Mais le meilleur reste à venir. S'il ne prophétise pas comme Moïse la chute du pharaon, le patron de la recherche macroéconomique de Saxo Bank ne fait pas dans la demi-teinte quand il parle de la zone euro. Comme s'il avait pu décrypter l'avenir de l'euro en l'extrayant du complexe enchevêtrement de lignes de probabilité où il était caché, son jugement est formel.

"Je ne suis pas optimiste pour l'avenir de la zone euro à cause des énormes différentiels financiers qui transforment l'Allemagne en pompe à capitaux. Pour sauver la zone euro il faudrait mettre en place de très importants transferts de capitaux de l'Allemagne vers l'Italie, l'Espagne, le Portugal et bien sûr la Grèce... mais aucun des deux grands partis allemands ne semble intéressé par cette question, c'est le moins que l'on puisse dire... Ce qui fait que la zone euro n'est pas vouée à perdurer", sourit Christopher Dembik.
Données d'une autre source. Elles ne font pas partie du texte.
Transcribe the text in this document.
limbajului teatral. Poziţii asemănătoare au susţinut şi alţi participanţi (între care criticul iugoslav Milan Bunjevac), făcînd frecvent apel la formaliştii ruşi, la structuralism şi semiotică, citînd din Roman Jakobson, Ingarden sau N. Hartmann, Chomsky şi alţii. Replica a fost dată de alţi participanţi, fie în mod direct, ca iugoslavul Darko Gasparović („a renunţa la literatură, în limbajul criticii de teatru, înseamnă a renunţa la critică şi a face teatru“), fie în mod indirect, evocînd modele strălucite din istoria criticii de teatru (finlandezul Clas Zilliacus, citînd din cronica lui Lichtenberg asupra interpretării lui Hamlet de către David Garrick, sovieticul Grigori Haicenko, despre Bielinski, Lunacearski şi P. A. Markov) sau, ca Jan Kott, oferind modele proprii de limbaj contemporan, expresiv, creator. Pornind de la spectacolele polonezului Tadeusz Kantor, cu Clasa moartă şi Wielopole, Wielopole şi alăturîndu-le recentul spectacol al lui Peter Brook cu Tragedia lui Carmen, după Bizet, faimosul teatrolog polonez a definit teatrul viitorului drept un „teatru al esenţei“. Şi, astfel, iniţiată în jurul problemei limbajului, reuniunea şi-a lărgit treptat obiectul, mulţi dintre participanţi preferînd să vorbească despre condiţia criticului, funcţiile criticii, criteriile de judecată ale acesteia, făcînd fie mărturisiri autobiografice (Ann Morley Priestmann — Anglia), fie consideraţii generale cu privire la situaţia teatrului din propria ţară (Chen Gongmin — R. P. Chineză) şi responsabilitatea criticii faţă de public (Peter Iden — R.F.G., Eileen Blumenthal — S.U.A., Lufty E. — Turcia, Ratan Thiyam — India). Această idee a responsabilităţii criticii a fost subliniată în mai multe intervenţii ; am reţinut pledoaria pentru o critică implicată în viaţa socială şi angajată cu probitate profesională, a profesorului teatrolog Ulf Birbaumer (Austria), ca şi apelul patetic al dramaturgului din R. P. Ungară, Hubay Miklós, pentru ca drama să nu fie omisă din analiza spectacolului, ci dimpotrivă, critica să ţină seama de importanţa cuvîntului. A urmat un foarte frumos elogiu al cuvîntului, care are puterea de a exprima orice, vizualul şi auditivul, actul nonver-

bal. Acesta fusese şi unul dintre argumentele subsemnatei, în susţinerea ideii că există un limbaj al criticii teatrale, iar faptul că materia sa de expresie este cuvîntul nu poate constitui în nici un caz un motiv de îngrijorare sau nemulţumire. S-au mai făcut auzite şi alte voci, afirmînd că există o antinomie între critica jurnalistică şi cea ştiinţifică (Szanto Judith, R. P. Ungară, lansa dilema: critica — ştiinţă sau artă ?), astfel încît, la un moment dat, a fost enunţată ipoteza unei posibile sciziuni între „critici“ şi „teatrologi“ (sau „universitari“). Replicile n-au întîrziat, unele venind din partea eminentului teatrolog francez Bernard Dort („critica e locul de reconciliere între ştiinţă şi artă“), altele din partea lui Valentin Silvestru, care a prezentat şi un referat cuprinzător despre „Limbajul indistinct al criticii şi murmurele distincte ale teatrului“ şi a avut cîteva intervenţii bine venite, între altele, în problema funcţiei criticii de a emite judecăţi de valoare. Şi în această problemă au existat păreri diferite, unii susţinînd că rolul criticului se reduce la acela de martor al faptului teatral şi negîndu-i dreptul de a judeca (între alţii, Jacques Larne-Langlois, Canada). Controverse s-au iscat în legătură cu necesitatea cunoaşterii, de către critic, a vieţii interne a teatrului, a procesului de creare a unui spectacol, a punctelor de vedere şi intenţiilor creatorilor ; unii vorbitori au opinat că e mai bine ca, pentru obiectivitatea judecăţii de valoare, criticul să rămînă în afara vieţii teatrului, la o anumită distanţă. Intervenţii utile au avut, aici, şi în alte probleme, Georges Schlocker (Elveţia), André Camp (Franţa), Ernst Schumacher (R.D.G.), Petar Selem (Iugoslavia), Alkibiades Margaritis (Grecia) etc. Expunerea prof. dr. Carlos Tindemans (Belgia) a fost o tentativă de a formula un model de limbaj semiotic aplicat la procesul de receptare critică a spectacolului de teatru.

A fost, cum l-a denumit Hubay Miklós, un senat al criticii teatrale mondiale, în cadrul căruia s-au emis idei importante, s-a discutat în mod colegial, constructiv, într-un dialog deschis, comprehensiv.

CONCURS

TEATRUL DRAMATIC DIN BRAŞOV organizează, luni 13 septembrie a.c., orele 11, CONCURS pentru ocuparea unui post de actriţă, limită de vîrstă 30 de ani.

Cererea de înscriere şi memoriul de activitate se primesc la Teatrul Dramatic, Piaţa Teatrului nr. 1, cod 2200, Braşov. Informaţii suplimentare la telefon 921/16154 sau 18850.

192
C'est très exactement ce qu'il pense et même s'il refuse de donner un horizon précis à sa prévision, le patron de la macroéconomie est disposé à enfoncer un dernier clou dans le cercueil.

"Oui un effondrement de la zone euro entrainera une crise économique majeure en Europe", confirme-t-il d'un ton clinique.

Et s'il avait raison ?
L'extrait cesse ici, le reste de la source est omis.